Originally launched on Aug. 15, 1953 as the Empire State Mariner, a Mariner class high speed cargo ship, the ship entered the National Defense Reserve Fleet in 1954 after a few voyages. The Empire State transferred to the Navy on Sept. 10, 1956 and became the first ship equipped with a fully integrated Fleet Ballistic Missile System.
It was officially commissioned two years later on Dec. 5, 1958 as the USS Observation Island.
On Aug. 27, 1959, the USS Observation Island made history as it launched the first sea-launched A-1 Polaris missile. After conducting six launches, the Observation Island provided support to the submarine-launched Polaris test program, providing optical and electronic data collection.
Later, President John F. Kennedy watched a Polaris launch demonstration from the decks of the Observation Island on Nov. 14, 1963.
Decommissioned in January 1972, the ship was brought back into service in August 1977 and transferred to the Military Sealift Command and redesignated the U.S. Naval Ship Observation Island. At this time it was reclassified as a T-AGM23, a missile range instrumentation ship.
Between 1979 and 1981, the ship underwent a conversion with an additional platform, a rotating steel turret, added to support the Cobra Judy S-Band Radar.
The last and most advanced of the Air Force's advanced range instrumentation ships, the Cobra Judy was "considered one of the most capable radar systems ever built in the world." Installed in 1981, the AN/SPQ-11 ship-borne phased array radar stood 40-feet-high and weighed approximately 250 tons.
At seven meters in diameter, the octagonal S-band array composed of 12,288 antenna elements was capable of tracking more than 100 targets at one time. In 1985, the system and its capabilities were augmented with the addition of an X-band radar.
Measuring five-stories in height, the X-band provided additional support in terminal phase data collection.
The fully equipped USNS Observation Island/Cobra Judy had a twofold mission: monitoring compliance with strategic arms treaties worldwide and supporting military weapons test programs. At this time, the two primary customers were the Air Force Foreign Technology Division and the U.S. Army Strategic Defense Command, a predecessor to the U.S. Army Space and Missile Defense Command/Army Forces Strategic Command.
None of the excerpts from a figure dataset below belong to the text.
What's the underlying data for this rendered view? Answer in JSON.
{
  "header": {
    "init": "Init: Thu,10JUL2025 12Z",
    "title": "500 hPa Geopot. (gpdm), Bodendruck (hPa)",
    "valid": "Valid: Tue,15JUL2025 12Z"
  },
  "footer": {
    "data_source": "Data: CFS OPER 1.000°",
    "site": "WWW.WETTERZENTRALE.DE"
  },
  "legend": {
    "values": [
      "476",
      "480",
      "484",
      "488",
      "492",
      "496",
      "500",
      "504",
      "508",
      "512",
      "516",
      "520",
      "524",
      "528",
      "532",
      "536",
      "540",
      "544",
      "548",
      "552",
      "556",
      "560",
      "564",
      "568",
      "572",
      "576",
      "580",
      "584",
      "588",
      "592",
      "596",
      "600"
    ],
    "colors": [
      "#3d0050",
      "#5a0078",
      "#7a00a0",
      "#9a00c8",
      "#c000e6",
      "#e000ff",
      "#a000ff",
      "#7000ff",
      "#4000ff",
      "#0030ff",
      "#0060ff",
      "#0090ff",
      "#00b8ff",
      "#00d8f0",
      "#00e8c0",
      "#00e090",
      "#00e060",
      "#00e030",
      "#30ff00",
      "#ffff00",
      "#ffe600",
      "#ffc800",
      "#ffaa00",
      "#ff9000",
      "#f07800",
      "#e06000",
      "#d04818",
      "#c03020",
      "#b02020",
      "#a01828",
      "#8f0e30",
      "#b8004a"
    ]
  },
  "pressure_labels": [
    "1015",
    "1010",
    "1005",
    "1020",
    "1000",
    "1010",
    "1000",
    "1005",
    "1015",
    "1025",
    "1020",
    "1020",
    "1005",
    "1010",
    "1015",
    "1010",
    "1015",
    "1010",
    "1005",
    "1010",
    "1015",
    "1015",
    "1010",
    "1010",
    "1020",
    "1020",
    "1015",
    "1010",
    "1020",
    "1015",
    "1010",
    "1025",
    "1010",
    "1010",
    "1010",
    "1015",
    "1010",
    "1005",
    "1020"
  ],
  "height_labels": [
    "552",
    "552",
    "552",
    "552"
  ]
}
The Cobra Judy was particularly important to the command's missile defense programs.
Since fiscal year 1972, the ballistic missile defense program had focused its research and development efforts upon terminal or endoatmospheric intercepts. With the Strategic Defense Initiative, the guidance shifted to the exoatmosphere.
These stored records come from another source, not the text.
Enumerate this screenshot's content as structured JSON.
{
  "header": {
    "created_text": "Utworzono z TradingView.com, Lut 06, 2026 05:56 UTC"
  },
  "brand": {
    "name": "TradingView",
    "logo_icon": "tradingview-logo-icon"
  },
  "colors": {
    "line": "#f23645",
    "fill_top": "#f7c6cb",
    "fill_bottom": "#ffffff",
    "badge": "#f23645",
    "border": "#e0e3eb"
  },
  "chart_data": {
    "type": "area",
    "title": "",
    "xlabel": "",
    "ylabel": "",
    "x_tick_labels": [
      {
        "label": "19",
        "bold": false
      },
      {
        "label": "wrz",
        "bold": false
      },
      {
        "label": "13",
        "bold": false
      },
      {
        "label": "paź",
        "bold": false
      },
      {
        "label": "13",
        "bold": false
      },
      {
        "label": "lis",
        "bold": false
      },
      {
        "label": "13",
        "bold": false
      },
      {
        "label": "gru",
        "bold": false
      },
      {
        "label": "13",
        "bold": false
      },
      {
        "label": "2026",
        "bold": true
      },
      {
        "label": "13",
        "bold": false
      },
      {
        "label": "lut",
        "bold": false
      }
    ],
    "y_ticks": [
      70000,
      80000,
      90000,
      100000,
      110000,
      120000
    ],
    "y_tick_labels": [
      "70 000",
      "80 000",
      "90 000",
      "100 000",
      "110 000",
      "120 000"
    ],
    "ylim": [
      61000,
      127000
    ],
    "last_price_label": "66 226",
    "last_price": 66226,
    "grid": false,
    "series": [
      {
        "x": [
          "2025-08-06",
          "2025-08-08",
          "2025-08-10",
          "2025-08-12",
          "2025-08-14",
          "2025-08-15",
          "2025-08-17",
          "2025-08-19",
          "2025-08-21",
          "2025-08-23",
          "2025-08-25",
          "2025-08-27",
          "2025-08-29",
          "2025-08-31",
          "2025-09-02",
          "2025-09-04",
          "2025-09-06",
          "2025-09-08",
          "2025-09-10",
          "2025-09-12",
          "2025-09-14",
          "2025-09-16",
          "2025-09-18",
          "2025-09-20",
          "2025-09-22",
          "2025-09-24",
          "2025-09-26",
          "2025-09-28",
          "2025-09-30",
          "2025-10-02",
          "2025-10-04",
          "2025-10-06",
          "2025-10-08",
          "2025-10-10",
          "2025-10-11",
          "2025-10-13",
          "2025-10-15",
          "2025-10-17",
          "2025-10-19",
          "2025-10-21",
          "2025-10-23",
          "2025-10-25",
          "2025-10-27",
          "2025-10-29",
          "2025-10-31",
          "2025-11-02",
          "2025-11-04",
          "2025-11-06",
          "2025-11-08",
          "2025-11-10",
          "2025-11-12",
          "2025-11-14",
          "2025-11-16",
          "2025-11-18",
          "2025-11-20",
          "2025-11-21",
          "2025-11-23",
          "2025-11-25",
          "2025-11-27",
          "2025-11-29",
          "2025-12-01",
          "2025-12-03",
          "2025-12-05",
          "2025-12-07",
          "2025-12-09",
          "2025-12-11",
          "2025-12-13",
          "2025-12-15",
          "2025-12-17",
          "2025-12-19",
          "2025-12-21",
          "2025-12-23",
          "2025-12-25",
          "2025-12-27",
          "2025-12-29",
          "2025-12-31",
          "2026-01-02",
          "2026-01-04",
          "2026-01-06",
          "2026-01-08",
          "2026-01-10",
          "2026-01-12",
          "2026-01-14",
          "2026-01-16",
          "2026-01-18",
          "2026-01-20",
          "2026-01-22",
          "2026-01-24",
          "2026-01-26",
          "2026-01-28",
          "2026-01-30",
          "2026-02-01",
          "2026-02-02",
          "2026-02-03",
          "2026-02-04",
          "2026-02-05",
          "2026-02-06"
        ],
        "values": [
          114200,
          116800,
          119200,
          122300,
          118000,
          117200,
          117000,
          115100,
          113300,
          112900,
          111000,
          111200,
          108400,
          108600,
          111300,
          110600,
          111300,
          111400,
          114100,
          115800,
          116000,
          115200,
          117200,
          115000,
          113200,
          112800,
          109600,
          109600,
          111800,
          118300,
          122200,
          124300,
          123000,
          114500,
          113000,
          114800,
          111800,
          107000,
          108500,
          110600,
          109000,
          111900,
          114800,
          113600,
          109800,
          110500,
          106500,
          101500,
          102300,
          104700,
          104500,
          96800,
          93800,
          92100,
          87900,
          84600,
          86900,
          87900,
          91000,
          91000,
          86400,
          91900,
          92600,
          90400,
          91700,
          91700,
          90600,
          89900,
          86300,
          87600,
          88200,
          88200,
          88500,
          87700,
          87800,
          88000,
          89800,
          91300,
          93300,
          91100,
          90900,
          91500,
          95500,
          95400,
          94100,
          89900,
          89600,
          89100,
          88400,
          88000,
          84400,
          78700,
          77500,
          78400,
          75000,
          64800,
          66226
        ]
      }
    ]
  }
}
Additional information was needed to identify effectively targets in this new environment. Cobra Judy provided the necessary high resolution metric and signature data on midcourse and reentry phases of ballistic missiles flights with particular attention given to the size, shape, mass and precise motion of the target. This information would help recreate target trajectories and define vehicle signatures enhancing future discrimination algorithms.
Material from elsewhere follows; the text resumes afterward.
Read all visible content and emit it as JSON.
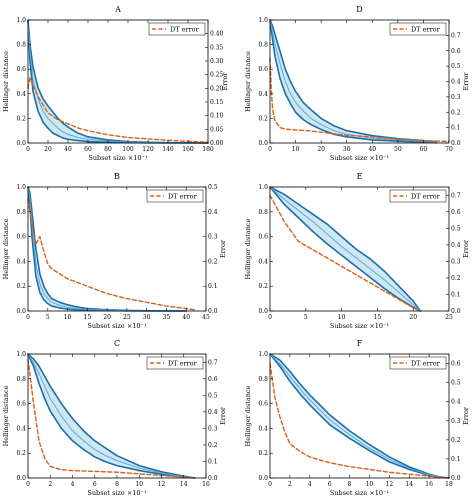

As the missile defense program progressed, Cobra Judy provided support to many of the missile programs, collecting flight data on both strategic and theater missiles and interceptors throughout the test program. In addition, Cobra Judy participated in Operation Burnt Frost, the destruction of the defective American satellite in 2008.
Over the years, however with few replacement parts available, it became increasingly difficult to support and maintain the Cobra Judy radars. Nevertheless, the USNS Observation Island continued to operate and completed its final mission in December 2013. It is to be replaced by the new COBRA KING radar system housed aboard the USNS Howard O. Lorenzen.
For more than 31 years, the Observation Island/Cobra Judy averaged more than 260 days a year at sea and completed 558 nationally sponsored missions. As Ed Hotz, a Cobra Judy program manager, observed this spring. "The information collected was critical in the development of shoot-down algorithms for both tactical and strategic missile defense systems; supporting international treaty verification; [and] providing national decision makers, from the president on down, with precise actionable data on world events."